Japans Oberhauswahlen: Reformer ausgebremst
Die seit vergangenem September in Japan amtierende Reformpartei DPJ erhält einen Denkzettel. Jetzt muss sie mit wechselnden Mehrheiten regieren.
Japans Wähler haben zum zweiten Mal innerhalb eines Jahres die Geduld mit ihren Politikern verloren. Nachdem sie im letzten August über fünf Jahrzehnte Dauerherrschaft der Liberaldemokraten (LDP) beendet hatten, nahmen sie bei der Oberhauswahl am Sonntag der Demokratischen Partei (DPJ) von Premierminister Naoto Kan die Mehrheit in der zweiten Parlamentskammer weg. Damit ist die Dominanz der jungen Reformpartei in Japans Politik schon wieder beendet. Die DPJ kontrolliert zwar noch das wichtigere Unterhaus, aber muss sich nun wechselnde Mehrheiten im Oberhaus suchen. Dort sind alle Gesetze außer dem Haushalt und internationalen Verträgen zustimmungspflichtig. Der von Kan propagierte "dritte Weg", nämlich mit höheren Steuern neue Arbeitsplätze zu finanzieren, lässt sich so nur noch schwer verwirklichen.

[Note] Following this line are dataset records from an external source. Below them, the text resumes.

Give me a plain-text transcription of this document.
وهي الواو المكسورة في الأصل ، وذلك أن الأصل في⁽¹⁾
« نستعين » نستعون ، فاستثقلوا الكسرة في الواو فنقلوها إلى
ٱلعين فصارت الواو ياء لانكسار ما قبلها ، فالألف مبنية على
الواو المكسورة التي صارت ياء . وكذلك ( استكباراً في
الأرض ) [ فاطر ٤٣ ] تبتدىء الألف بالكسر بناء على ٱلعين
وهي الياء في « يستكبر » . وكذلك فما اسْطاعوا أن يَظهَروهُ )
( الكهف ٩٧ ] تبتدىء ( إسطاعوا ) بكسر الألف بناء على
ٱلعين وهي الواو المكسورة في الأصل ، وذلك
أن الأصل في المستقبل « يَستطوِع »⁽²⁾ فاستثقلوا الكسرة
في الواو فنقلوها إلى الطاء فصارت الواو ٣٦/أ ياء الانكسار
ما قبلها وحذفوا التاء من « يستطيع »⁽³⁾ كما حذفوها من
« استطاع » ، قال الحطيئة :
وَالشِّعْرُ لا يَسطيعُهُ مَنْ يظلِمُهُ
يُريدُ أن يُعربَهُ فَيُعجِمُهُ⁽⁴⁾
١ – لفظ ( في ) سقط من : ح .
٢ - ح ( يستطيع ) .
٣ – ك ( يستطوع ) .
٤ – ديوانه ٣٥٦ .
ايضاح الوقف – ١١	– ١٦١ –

Statt der angestrebten 54 Sitze erreichte die DPJ nur 44 Sitze, während die oppositionellen Liberaldemokraten (LDP) mit 51 Sitzen die meisten Stimmen erhielten. LDP-Chef Sadakazu Tanigaki jubelte über dieses Comeback. Doch in Tokio werden die LDP-Gewinne eher als Votum gegen die DPJ verstanden.
Der zweite Wahlgewinner war die neue Reformgruppe "Ihre Partei" des früheren LDP-Generalsekretärs Yoshimi Watanabe. Sie tritt für weniger Staat ein und errang aus dem Stand zehn Sitze. "Die Japaner mögen lieber eine Konsens-Demokratie als eine Herrschaft der Mehrheit", erklärte Shiratori Rei, Präsident des Instituts für Politikstudien, die Stärkung der Opposition.
Premierminister Naoto Kan übernahm spät in der Wahlnacht die Verantwortung für das Debakel. Er hatte aus heiterem Himmel eine höhere Mehrwertsteuer vorgeschlagen, obwohl seine Partei dies bis 2013 ausgeschlossen hatte. Zugleich wollte Kan sich nicht festlegen, wofür das Geld verwandt wird - zum Schuldenabbau, zur Rentensicherung oder zur Arbeitsbeschaffung. Dieses Lavieren schmeckte vielen Wählern nicht. "Ein großer Faktor bei der Niederlage war wohl, dass eine ausreichende Erklärung für die Steuererhöhung fehlte", räumte Kan kleinlaut ein.
Dennoch will der 63-Jährige als Premier weitermachen. Allerdings stehen ihm schwere Zeiten bevor. Zum einen droht Kan eine Revolte in der eigenen Partei: Exgeneralsekretär Ichiro Ozawa möchte ihn bei der Wiederwahl als Parteivorsitzender im September stürzen. Zum anderen will sich keine Partei an der Regierungskoalition aus DPJ und Neuer Volkspartei beteiligen. "Niemand will ein sinkendes Schiff betreten", meinte der Japan-Experte Gerald Curtis in Tokio. Die LDP drängte bereits auf eine Neuwahl des Unterhauses.
Doch Kan will versuchen, je nach Thema Bündnispartner im Oberhaus zu finden. Mit der buddhistischen Komeito-Partei ließe sich der Sozialstaat ausbauen und mit der neuen Reformgruppe "Ihre Partei" die Beamtenmacht verkleinern. DPJ und LDP könnten sich auf geringere Unternehmensteuern einigen. Wahrscheinlicher ist jedoch die Verzögerung und Verwässerung vieler Vorhaben bis hin zum Stillstand.